# Got my 2 new rigs



## Fishman (Apr 5, 2004)

Here the are:










I ended up going with the BPS CatMaxx rods. 7'6" MH action. Then got two AB6500C3's to go with them.


Now, who wants to go fishin' 


Call me crazy, but I'm going to try and break them in tomorrow!

Thanks for all the help in selecting the rods guys.


----------



## CarpFreak5328 (Aug 16, 2004)

ohhhhhhh nice.


----------



## Ol' Whiskers (Aug 11, 2004)

Those will be perfect off the Knightsbridge dam on a summer evening.

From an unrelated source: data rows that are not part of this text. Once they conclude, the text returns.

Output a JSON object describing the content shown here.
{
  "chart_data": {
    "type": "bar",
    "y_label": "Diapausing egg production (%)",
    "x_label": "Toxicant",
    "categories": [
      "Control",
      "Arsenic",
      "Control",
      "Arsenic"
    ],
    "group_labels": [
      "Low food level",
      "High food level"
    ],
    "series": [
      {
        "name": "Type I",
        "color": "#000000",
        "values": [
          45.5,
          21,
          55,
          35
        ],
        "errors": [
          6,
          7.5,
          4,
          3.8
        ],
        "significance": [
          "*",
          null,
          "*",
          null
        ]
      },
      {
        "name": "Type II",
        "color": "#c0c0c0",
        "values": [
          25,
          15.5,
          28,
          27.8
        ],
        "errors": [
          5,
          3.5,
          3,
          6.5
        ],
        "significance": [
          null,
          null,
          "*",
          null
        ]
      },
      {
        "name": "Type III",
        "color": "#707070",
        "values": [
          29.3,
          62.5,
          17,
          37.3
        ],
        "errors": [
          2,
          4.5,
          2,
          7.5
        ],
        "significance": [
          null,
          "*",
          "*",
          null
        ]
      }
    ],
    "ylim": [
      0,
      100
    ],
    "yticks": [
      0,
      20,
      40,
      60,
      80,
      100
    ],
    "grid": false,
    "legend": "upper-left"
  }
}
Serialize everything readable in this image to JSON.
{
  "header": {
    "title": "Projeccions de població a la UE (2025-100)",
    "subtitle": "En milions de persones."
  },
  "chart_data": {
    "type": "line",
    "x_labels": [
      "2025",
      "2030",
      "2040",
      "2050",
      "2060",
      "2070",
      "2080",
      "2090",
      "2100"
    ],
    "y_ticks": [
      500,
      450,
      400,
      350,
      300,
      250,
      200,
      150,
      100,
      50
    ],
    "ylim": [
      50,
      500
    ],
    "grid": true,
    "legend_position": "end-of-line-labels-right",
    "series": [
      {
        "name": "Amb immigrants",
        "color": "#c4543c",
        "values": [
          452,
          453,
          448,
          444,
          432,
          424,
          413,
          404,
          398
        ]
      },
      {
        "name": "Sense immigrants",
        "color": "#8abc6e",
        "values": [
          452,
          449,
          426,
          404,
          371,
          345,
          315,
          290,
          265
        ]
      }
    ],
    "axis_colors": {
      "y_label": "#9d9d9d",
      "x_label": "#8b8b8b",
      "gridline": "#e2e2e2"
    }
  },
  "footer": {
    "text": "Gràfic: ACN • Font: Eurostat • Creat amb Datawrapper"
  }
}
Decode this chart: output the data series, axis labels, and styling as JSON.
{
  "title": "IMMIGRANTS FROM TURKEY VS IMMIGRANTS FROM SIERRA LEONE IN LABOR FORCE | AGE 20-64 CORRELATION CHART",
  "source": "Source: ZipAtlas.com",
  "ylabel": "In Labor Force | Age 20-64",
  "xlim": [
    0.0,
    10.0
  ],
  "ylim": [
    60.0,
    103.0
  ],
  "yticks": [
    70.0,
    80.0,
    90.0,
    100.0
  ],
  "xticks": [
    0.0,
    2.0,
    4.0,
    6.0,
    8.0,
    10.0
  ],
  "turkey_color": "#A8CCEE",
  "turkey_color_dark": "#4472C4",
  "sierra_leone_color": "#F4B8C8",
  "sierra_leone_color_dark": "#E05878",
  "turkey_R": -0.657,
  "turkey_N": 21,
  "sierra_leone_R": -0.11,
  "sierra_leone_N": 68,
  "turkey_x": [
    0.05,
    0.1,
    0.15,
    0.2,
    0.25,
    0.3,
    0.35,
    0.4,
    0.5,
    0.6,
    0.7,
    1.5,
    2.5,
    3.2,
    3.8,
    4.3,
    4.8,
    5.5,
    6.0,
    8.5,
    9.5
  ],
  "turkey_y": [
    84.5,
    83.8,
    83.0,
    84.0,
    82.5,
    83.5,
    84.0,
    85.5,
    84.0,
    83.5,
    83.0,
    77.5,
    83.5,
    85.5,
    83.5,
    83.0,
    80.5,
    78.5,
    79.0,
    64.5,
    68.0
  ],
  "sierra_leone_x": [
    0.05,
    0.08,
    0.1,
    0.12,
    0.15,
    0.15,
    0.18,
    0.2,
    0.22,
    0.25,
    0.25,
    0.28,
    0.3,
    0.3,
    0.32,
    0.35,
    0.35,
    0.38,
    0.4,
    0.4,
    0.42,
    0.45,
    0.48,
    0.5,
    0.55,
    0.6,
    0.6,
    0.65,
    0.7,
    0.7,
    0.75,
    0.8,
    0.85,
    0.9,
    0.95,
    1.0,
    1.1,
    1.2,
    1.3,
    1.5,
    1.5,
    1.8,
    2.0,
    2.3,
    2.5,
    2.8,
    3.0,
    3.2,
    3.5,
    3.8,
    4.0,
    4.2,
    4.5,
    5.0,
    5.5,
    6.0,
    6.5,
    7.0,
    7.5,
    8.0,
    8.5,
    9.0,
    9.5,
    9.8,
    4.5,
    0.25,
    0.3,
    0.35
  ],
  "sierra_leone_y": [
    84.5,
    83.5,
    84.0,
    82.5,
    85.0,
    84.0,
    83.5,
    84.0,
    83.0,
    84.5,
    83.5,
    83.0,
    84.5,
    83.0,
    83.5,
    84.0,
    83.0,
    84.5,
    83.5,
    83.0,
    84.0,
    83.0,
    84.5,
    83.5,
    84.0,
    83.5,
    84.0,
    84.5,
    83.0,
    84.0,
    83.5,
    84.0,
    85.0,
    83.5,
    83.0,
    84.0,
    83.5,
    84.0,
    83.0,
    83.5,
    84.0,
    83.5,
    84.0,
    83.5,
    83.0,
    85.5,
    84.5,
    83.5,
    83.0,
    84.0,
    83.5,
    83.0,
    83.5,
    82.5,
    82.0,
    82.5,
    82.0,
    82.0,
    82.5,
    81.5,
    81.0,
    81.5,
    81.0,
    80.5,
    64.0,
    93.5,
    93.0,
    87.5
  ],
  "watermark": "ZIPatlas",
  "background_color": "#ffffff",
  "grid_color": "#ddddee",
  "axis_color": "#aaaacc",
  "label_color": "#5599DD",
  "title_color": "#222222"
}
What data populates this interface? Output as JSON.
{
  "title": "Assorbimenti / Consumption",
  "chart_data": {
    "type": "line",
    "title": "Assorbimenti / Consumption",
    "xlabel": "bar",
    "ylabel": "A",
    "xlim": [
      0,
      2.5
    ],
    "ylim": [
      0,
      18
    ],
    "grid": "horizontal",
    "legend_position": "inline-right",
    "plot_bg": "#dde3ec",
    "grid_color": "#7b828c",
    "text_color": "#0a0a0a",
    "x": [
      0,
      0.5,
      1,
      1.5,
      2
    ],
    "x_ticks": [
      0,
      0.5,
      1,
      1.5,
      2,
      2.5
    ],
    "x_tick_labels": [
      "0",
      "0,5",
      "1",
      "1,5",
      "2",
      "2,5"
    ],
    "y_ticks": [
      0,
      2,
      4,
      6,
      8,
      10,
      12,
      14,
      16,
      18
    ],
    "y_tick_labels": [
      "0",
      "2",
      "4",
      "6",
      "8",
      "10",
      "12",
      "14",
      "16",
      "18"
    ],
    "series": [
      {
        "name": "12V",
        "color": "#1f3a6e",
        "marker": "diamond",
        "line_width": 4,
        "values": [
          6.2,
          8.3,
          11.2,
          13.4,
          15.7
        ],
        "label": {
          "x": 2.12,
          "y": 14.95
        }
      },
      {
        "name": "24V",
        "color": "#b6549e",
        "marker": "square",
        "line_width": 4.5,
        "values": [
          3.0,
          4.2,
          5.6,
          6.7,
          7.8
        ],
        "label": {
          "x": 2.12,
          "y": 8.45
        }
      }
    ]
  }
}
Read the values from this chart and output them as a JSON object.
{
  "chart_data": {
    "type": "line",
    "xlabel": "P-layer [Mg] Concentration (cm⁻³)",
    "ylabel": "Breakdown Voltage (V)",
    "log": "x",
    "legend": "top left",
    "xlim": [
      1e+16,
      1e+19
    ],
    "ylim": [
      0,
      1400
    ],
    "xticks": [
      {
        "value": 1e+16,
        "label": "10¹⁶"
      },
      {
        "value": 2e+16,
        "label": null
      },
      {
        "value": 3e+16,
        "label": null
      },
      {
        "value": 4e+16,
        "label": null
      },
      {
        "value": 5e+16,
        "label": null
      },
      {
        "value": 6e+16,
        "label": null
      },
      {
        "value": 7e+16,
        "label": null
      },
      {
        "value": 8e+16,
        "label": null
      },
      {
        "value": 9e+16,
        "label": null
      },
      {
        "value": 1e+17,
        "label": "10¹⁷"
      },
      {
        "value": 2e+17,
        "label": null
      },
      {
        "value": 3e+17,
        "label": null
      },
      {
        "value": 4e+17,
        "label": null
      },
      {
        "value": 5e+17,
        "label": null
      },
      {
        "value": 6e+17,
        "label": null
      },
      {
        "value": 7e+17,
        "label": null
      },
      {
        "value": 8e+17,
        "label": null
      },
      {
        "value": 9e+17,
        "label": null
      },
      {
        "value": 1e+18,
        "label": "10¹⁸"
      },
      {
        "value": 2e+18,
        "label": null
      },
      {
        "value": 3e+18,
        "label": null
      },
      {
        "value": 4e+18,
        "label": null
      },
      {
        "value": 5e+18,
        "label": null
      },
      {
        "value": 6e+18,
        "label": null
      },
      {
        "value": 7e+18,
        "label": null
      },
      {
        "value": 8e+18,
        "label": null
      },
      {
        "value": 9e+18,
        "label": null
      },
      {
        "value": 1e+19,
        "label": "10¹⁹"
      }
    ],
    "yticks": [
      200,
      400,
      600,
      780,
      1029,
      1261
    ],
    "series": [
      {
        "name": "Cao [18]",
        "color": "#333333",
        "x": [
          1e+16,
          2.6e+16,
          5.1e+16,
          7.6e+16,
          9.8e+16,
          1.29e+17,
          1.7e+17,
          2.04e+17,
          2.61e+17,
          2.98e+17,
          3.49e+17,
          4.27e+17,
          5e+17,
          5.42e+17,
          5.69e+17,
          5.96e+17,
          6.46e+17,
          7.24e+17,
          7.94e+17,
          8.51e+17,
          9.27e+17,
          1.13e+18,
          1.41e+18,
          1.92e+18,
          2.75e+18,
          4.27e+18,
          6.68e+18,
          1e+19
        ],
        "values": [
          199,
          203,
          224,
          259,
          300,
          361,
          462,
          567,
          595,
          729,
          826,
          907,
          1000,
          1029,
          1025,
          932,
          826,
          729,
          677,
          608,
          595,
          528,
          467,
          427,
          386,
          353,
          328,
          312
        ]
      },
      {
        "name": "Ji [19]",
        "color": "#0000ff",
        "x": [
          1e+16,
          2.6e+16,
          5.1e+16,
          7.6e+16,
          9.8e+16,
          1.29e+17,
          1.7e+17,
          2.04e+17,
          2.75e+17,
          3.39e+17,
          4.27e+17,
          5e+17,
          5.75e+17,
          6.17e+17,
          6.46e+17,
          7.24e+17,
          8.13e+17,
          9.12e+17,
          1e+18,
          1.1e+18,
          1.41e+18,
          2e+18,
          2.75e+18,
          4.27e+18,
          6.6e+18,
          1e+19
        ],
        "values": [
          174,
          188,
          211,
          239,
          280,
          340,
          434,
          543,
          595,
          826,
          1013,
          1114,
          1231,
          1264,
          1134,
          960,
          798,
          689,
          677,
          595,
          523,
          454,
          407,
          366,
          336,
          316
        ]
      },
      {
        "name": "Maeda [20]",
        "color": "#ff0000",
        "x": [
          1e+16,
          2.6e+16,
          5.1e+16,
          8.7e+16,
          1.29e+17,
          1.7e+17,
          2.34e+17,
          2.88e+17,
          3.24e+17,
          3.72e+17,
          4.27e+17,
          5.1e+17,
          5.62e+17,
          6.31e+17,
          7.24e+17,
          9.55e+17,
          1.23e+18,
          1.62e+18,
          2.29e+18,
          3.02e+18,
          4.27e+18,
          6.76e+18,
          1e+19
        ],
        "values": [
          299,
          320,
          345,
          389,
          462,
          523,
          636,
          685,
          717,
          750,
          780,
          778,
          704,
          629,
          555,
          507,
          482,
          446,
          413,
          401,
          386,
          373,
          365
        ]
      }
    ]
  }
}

Maybe we'll see you out there!


----------



## Fishman (Apr 5, 2004)

Knightsbridge dam.... where is that?


----------



## Young Whiskers (Feb 23, 2005)

If I'm not mistaken, the pics of the carp you took with your girlfriend were at the Knightsbridge dam; it's the low level dam in Hamilton in front of Miami University


----------



## Fishman (Apr 5, 2004)

LOL... I really don't know. I just moved down here last May and I don't even know how to cross the street let alone if I was fishing Knightsbridge dam !

I know it's in Hamilton .. heck it might of been Middletown where those pictures were taken... other than I do not know... fine I'll admit it I was LOST! !


----------



## flathunter (Apr 5, 2004)

Those are nice outfits, and will tame any cat that swims in Ohio's waters!


----------



## Fishman (Apr 5, 2004)

Now the hard part Jack, I have to hook one!


----------



## flathunter (Apr 5, 2004)

Yes I know what you mean  I did not hook a good one all last year


----------



## Fishman (Apr 5, 2004)

Thats nuts, if I mysteriously start getting into them down here, you can Mellon can tag along.

Where did you do a majority of your fishing last year?


----------



## shuvlhed1 (Apr 13, 2004)

Fishman said:


> I know it's in Hamilton


My condolences


----------



## truck (Apr 12, 2004)

Guess you can't go fishing with me  our rods will get mixed up


----------



## Fishman (Apr 5, 2004)

truck

Come on take me!


----------